Seorang pelatih, lagi-lagi ditekankan, tak cukup hanya tahu sepakbola. Seorang Nilmaizar dimasa melatih Timnas Indonesia 2012. Mungkin banyak orang menilai dia pelatih yang biasa-biasa saja, atau sedikit diatas rata-rata, karena membawa Semen Padang finis nomor empat di kompetisi ISL 2011 dan juara IPL 2012.

Tapi perlahan-lahan orang mulai melihatnya bukan sekadar pelatih biasa. Dia boleh jadi seorang pemimpin yang sudah jarang kita temui. Dia bukan pemimpin yang manja, yang mengundurkan diri karena pemainnya bukan materi terbaik seperti pelatih sebelumnya.

Dia melihatnya bukan sebagai masalah, tapi sebagai tantangan. Bahkan ketika satu persatu pemainnya pergi karena dilarang klub, dia tetap bertahan memanfaatkan pemain yang ada dan meramunya dengan keberanian.

Di saat timnya diserang, dihina dan dilecehkan sebagai tim tarkam, tidak berkualitas dan bukan pemain dan pelatih terbaik, Nil maju ke depan dan memasang badan dengan sebuah pernyataan tegas, layaknya seorang pemimpin.

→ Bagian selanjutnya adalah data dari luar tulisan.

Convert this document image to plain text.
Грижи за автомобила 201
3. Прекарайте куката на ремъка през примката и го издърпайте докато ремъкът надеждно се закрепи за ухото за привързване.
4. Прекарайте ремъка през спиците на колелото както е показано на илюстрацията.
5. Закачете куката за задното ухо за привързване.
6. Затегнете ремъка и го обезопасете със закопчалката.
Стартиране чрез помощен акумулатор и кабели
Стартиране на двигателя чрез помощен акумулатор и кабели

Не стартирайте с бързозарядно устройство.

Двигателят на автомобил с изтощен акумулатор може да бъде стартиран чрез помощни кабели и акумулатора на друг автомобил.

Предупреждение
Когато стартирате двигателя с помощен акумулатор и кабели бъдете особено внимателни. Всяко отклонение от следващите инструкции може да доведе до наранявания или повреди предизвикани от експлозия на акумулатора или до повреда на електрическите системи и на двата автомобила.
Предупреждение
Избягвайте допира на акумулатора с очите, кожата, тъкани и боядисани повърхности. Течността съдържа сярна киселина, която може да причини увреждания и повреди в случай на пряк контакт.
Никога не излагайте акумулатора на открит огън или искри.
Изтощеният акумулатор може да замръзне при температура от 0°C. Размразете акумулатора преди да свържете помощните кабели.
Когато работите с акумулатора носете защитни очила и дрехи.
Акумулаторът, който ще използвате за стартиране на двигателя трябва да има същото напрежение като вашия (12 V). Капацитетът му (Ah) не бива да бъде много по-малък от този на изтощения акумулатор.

Etos kerja minang juga kental dalam prinsip hidup Nil. Kerja keras adalah sebuah  keharusan. Jangan juga tanyakan nasionalisme Nil. Baginya nasionalisme adalah pengabdian yang tak bisa di tolak. Teguh memegang prinsip. “Ketika masih ada yang mau memakai lambang Garuda, ketika itu negara kita masih merdeka,” Kata-kata seorang nasionalis yang tak ragu memberikan hormat untuk para suporter di tribun.

Pemimpin dengan etos kerja, nasionalisme dan kemampuan memotivasi dan berkomunikasi yang hebat. Dia memberikan atmosfer positif, keyakinan dan kepercayaan diri untuk timnya dalam situasi yang sangat berat dan prihatin. Dia berada  paling depan saat satu-satunya timnas yang dilecehkan pendukungnya sendiri.

Dari tiga ilustrasi diatas, nyatalah bahwa seorang pelatih tak cukup hanya punya ilmu sepakbola belaka. Sehebat apapun ilmu sepakbola seorang pelatih, ketika dia tak ditunjang ilmu lain, sikap, dan leadership yang bagus, belum lah pantas dia menyandang label hebat.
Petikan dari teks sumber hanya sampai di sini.